K1-Start

Abfahrt! Benjamin Simon (li.) mit Rad und Anhänger vor dem Start seiner Tour bis nach Istanbul in seinem Berliner Heimatclub LTTC Rot-Weiss.Bild: privat

Mit Rad und Racket: Start ins Ungewisse

Von Berlin nach Istanbul per Rad, dann mit dem Segelboot weiter nach Mallorca – und dabei immer wieder auf dem Tennisplatz stehen. Für Benjamin Simon ist das die Reise seines Lebens. Heute ist er in seinem Heimatclub losgefahren.

Ich weiß nicht, was mich erwartet. Ich habe eine Idee, eine Route, ein Fahrrad und einen Anhänger. Ich habe einen Tennisschläger dabei, weil Tennis mir Türen öffnen könnte. Aber was wird wirklich passieren? Welche Wege werde ich nehmen? Wer wird mir begegnen? Das alles ist offen.
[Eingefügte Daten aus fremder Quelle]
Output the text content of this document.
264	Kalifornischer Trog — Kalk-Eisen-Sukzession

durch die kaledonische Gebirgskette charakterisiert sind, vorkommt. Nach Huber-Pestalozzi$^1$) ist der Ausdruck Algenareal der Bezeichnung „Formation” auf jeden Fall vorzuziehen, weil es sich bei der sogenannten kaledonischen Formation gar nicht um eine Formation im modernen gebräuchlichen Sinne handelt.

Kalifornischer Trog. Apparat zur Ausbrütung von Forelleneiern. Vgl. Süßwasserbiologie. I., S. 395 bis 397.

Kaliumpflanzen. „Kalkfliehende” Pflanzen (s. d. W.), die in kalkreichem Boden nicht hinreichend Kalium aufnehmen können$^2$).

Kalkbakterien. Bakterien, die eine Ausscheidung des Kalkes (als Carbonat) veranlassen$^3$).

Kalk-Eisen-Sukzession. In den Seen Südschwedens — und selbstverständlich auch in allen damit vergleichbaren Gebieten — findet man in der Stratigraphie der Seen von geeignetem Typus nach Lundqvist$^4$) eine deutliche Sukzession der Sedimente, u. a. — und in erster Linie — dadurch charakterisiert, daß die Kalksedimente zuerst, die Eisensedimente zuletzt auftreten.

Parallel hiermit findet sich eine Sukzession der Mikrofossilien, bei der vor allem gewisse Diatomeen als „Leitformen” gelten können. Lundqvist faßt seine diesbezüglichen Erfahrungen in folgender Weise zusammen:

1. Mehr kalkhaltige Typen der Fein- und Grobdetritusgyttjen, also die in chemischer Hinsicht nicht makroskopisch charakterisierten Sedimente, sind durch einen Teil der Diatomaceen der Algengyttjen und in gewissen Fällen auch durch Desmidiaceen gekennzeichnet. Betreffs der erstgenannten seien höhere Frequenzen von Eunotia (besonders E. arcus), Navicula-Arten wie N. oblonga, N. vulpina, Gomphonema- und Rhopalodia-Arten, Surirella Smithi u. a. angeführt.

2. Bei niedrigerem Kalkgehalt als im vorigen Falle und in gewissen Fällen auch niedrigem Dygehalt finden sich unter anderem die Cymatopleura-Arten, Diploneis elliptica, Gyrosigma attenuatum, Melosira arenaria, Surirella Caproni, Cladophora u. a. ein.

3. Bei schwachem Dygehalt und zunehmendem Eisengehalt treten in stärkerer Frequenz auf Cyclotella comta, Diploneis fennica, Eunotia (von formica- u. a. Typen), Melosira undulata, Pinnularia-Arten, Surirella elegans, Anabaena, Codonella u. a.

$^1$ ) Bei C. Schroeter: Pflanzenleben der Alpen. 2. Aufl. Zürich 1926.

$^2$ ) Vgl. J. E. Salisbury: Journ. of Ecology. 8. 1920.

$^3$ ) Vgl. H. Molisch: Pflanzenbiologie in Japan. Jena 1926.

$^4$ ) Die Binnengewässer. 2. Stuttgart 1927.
Zwei Fixpunkte auf der Tour

Nur zwei Dinge stehen fest: Heute, am 20. März, bin ich in Berlin losgefahren. Bei meinem Heimatclub, dem LTTC Rot-Weiss Berlin, wurde ich verabschiedet. Am 1. Mai muss ich in Patras ein Segelboot erreichen. Das sind meine einzigen Fixpunkte.

Dazwischen liegen 42 Tage voller Möglichkeiten – und eine 3.000 Kilometer lange Strecke, die mich irgendwie nach Griechenland bringen muss. Ich kann mir nicht zu viel Zeit lassen. In Patras wartet die Crew nicht.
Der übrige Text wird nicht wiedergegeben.